Complex segregation analysis of low levels of plasma high‐density lipoprotein cholesterol in a sample of nuclear families in Jerusalem

Low levels of high‐density lipoprotein cholesterol (HDL‐C) are associated with increased risk of coronary heart diesease (CHD). Therefore, assessment of the mode of inheritance of HDL‐C is of importance. HDL‐C concentrations in 3,074 nuclear families in the multiethnic Jerusalem Lipid Research Center study population were analyzed for possible involvement of major genes in determination of low levels of this trait. Complex segregation analysis under the mixed model of inheritance (major gene and multifactorial components) was performed on transformed HDL‐C concentrations after adjustment for age, sex, and environmental measures.
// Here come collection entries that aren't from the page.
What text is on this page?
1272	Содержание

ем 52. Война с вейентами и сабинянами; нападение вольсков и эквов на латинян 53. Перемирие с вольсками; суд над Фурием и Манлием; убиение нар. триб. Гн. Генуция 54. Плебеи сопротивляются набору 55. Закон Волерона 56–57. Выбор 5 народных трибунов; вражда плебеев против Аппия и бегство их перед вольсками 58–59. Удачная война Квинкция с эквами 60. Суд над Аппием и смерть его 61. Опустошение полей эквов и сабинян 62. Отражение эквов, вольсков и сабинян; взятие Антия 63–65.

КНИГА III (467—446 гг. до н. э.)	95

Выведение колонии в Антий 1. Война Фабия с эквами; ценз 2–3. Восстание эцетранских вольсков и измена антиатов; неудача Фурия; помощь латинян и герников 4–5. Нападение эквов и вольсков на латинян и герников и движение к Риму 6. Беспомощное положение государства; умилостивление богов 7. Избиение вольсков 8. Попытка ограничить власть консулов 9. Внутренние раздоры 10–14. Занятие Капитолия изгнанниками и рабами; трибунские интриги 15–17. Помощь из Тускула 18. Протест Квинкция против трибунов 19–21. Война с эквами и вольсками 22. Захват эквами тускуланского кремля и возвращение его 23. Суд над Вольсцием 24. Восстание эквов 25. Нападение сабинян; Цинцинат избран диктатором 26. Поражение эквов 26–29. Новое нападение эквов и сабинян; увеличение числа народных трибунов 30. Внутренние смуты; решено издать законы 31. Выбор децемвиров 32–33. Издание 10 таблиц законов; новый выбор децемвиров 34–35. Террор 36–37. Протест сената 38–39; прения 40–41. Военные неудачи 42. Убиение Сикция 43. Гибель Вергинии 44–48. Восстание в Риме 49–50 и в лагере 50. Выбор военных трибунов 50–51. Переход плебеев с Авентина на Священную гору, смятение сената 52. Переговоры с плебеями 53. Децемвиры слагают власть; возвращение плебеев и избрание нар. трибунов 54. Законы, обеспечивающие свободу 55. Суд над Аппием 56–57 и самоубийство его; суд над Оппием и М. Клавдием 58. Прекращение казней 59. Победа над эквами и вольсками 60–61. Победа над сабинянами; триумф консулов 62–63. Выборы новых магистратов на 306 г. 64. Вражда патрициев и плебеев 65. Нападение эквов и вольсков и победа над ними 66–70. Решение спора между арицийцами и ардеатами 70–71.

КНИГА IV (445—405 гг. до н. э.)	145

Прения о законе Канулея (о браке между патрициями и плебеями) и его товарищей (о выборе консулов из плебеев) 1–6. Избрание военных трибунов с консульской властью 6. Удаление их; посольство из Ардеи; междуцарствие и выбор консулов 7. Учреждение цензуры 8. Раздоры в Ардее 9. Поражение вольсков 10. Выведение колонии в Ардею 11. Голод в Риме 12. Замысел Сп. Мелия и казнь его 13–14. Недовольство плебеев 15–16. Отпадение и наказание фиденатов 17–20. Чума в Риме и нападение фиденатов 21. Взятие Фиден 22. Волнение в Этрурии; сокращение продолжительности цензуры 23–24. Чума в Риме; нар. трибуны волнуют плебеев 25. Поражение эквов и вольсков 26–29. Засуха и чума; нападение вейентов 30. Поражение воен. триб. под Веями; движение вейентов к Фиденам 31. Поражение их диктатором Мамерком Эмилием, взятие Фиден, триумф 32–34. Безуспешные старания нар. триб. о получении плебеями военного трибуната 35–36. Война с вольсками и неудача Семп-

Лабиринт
Evidence for segregation of a recessive major gene for depressed HDL‐C, with an allele frequency of q = 0.06, in addition to multifactorial transmission (H = 0.45) was found in these families. Estimates from the mixed model were homogeneous across the different ethnic groups. When the substantial multifactorial background was excluded from the model, we found evidence for an additive (codominant) Mendelian gene (d = 0.48), which demonstrates the necessity of using the mixed model. Our previous results were inconclusive with respect to the involvement of a major gene in determination of high levels of HDL‐C. However, we tentatively postulate an uncommon recessive gene for low levels of HDL‐C in the Israeli population in addition to polygenic and environmental determinants.